Janus, Clio and the poison

by Achilles Hekimoglou

Greece, my homeland, is a country full of powerful contradictions.

Born in the cradle of Europe and the gate to the East, we Greeks have the rare capability to speak the same language with, practically, everybody.

We can speak with the eyes to our Balkan fellows, talk about business with a Dutch, attend an art exhibition with a German, flirt like a Spaniard and dress like an Italian or attach to the family as a Turk or an Arab.

Our tremendous Egos - a result of an ultra-conservative education system and the powerful bonds of the traditional Mediterranean family - are usually minimized by the hard work and our natural tendency to travel and fit almost everywhere.

That’s the human context of the Greek Janus.

Like all countries, Greece has a history and some burdens.

Our unfinished obligations may be hundreds or thousands and most of them are legacies from the 20th or the 19th century. Many things should have been fixed. But they weren't.

Nonetheless, during these years of the international crisis, the Greeks have paid a heavy burden, perhaps heavier than anybody else in Europe. Lives are being destroyed on a daily basis with no hope of returning back to normality. This news usually does not arrive in the front page of the international newspapers.

At the same time, the entire world has witnessed the inability of the Greek political system that lacks vision, guts and inspiration. That's our fault. We are the ones that elected them and that's something that we should fix.

But this doesn't mean that the Greeks have to be punished as an example for other black sheep or “PIGS”. And that is because the financial crisis has made every single one of us a potential candidate for poverty, misery and despair.

In the global battle between politics and the markets, who is safer? Italy? France? Belgium? Sweden? Nobody knows. And those who claim the opposite are either ignorant or liars. The only weapon that has been used against the expansion of the crisis is the good old package of fiscal measures and austerity with poor results.

Nobody is safe nowadays, not even powerful Germany. The fear of the markets and the rating agencies controls the European capitals and Berlaymont.

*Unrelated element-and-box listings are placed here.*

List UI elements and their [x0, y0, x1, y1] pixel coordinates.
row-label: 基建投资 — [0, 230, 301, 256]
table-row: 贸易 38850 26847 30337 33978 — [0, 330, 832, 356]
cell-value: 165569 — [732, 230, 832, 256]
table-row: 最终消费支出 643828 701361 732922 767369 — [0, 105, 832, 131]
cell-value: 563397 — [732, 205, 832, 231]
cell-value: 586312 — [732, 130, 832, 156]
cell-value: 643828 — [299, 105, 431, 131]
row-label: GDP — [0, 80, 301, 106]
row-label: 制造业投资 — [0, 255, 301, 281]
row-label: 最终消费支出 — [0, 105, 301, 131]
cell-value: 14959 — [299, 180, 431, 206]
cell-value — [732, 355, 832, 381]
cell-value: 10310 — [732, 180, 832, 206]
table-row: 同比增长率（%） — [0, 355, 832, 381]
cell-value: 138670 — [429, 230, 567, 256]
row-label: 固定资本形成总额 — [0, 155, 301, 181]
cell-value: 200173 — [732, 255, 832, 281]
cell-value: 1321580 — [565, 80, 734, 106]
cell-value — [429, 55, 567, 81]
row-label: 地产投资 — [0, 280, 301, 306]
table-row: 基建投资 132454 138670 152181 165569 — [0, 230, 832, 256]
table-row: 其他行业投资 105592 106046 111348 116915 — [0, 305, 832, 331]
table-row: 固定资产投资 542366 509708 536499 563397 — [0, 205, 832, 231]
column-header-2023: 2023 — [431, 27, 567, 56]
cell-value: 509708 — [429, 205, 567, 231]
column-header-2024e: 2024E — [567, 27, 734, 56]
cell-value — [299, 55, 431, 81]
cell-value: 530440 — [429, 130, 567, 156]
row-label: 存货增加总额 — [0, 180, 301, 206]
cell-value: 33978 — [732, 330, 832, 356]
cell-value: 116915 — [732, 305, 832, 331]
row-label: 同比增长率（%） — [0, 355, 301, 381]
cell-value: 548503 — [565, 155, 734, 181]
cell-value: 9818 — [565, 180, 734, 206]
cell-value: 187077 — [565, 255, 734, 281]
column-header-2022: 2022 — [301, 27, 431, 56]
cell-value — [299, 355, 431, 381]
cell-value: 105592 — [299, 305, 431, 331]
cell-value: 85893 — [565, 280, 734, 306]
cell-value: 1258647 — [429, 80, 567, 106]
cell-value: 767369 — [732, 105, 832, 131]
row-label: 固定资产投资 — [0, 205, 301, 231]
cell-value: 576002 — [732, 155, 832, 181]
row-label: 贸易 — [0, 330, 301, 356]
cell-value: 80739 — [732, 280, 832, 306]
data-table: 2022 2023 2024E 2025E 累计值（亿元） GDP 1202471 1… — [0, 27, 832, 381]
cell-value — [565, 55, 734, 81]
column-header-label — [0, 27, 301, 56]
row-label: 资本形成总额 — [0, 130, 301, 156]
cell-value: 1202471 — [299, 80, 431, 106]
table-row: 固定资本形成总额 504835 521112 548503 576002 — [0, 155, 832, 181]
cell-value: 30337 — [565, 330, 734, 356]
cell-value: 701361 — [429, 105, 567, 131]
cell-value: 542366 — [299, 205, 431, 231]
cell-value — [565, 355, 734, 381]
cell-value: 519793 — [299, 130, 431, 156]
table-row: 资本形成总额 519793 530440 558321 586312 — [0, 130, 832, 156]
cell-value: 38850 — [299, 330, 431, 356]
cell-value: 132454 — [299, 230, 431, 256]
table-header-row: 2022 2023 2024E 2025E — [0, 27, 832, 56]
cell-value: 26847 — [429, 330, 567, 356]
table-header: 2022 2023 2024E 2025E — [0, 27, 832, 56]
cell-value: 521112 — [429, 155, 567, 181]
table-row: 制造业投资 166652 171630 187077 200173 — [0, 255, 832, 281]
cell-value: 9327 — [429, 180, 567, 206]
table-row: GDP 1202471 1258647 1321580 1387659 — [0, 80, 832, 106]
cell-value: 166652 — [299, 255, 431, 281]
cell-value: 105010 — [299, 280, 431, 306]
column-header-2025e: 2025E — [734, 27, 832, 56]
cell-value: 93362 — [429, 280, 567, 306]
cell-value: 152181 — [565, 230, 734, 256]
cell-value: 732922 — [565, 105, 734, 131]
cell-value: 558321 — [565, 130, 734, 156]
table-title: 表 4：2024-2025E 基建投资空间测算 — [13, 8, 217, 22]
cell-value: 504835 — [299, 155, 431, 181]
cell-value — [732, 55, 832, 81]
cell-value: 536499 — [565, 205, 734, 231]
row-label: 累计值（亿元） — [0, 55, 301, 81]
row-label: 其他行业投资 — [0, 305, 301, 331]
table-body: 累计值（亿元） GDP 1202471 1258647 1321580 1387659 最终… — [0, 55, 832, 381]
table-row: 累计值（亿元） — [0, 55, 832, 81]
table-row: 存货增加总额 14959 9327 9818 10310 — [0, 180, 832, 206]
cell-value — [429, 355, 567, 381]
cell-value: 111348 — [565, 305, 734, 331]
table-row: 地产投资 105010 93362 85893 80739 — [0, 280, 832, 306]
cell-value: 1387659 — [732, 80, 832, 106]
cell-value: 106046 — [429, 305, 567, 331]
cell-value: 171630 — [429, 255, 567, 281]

If the members of the European Elite believe that they would beat the crisis, save the Euro and their countries’ prosperity, if they sentence millions of Greeks to financial death they would be as successful as the doctors of the Dark Times, who healed the wounds of the crusaders, by cutting the leg or the arm of the warriors.

Greece doesn't need a punishment, but motives to produce, create and evolve.

Now, that the time of the hard choices has come and under the burden of the living history that it's being written, once again, Greeks are asked to pick a side of their Janus that will grant them a minimum hope for survival.

I hope that we’ll choose wisely.

But, do our fellow friends realise that, if they give this poison to Greece, an antidote will be necessary?

And have they considered that the absence of an antidote may condemn their children to be next?

I pray that Clio, the muse of History, will show them the way.